Item-level METS files[edit]

Link to object[edit]

  • The mets.xml file is linked to the object by the handle of the original zipped file:
MetsID.png

Licenses[edit]

The text file bitstreams in the two item-level directories are licenses. Note that they are not identified by filename as license files - Archivematica will need to recognize license files from each object's METS file (i.e. from fileSec). Here is an example of the fileSec showing the object to be preserved (bitstream_12.png) and its license file (bitstream_13):

FileSec.png

Archivematica should move the license file to the metadata/submissionDocumentation directory; the text can be parsed to the rights entity in the PREMIS metadata.
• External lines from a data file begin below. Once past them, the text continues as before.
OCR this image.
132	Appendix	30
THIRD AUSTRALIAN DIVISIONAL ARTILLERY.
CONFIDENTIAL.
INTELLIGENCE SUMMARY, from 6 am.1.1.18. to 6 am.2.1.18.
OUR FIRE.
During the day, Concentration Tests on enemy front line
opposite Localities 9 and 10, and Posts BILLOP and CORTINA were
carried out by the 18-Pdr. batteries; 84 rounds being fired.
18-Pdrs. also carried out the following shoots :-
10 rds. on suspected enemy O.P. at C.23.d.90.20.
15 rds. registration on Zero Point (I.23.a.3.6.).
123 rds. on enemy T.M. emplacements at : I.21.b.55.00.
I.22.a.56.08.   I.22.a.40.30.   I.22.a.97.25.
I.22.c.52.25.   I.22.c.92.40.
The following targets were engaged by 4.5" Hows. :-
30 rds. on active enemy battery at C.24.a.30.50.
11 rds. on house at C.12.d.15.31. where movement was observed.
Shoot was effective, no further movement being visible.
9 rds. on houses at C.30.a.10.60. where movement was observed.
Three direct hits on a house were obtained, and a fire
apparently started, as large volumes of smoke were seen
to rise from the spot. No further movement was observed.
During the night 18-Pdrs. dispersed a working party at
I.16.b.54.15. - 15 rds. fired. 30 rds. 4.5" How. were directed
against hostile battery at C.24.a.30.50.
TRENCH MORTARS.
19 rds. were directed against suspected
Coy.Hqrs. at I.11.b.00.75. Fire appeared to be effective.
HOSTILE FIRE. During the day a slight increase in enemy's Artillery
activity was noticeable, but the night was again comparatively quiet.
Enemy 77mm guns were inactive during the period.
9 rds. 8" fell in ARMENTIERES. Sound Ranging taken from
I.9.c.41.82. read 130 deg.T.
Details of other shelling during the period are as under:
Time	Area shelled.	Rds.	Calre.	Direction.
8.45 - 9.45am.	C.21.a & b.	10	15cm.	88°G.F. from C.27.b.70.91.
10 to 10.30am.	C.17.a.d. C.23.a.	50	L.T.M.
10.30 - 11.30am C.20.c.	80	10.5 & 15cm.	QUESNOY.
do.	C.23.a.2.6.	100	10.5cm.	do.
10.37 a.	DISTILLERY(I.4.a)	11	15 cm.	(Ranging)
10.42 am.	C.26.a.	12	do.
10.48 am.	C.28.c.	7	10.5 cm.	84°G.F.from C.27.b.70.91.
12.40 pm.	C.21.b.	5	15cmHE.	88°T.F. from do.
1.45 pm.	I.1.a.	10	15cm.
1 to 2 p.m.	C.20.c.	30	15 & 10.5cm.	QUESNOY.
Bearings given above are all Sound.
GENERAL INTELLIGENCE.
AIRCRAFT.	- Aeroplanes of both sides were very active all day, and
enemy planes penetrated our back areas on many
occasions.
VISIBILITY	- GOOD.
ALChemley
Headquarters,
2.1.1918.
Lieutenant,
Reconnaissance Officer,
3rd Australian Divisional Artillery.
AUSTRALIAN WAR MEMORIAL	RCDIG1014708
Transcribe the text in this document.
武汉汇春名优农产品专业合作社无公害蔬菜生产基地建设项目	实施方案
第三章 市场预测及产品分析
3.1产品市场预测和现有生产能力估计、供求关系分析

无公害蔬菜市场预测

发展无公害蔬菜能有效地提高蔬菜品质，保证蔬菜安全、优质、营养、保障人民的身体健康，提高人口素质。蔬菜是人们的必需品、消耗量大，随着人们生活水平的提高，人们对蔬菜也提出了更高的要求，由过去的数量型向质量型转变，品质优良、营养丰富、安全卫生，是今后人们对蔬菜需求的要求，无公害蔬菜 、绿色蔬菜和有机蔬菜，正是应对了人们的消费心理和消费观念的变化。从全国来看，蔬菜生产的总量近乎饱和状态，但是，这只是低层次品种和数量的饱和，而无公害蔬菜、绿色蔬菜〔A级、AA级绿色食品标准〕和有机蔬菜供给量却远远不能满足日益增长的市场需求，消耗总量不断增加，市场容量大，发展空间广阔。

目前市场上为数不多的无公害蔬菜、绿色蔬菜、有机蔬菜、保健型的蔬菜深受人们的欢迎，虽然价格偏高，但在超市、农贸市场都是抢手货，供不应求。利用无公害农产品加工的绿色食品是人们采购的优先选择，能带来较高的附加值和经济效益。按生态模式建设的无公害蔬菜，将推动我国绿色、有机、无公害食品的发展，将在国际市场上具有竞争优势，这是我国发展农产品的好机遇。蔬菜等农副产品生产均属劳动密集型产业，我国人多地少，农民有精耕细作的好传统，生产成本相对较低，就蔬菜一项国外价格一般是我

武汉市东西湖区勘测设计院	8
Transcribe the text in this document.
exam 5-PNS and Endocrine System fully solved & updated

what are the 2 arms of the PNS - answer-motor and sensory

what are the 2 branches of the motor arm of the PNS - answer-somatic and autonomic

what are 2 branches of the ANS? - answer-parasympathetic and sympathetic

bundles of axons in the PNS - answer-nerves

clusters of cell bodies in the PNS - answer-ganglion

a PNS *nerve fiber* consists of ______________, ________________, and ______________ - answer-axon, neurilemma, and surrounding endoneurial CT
See PREMIS metadata: rights#License-based.

OCR text[edit]

If the AIP contains a scanned PDF file there will also be an accompanying ocr text file with a filename like bitstream_39476.txt. This text is identified in fileSec of the METS file as USE=TEXT:

MetsOCR.png


The OCR text file should remain in the objects directory of the AIP.

RightsMD[edit]

Each object also has an amdSec containing rightsMD data (populated automatically according to DSpace configuration settings):

Rights.png

This metadata can be added to the PREMIS rights entity in the rightsExtension field. See See PREMIS metadata: rights#From_DSpace_METS.

Descriptive metadata[edit]

  • Each object has two dmdSecs: MODS and DSpace Intermediate Metadata (DIM).
    • The DIM metadata is not intended for use outside of DSpace: according to the DSpace website, "[DIM] is used by XsltCrosswalk. It is called the Intermediate format because it is intended solely as an intermediate stage in XML-translation-based crosswalks. To reiterate, This is an INTERMEDIATE format, it is NOT for exporting or harvesting metadata!" However, in uncustomized DSpace all the metadata in the DIM fields are mapped to DC, so there may be no harm in referencing the DIM metadata in the Archivematica METS file.
  • We should add dmdSecs to the Archivematica METS file to link each object to its descriptive metadata in the DSpace METS files (i.e. using mdRef).

Checksums[edit]

Each object and license has an MD5 checksum recorded in the fileSec.

FileSec.png

Archivematica should verify these checksums after transfer.

Collection-level mets files[edit]

The collection-level mets file contains MODS and DIM metadata for the collection; the descriptive metadata should be linked to the Archivematica mets file in the dmdSec using mdRef.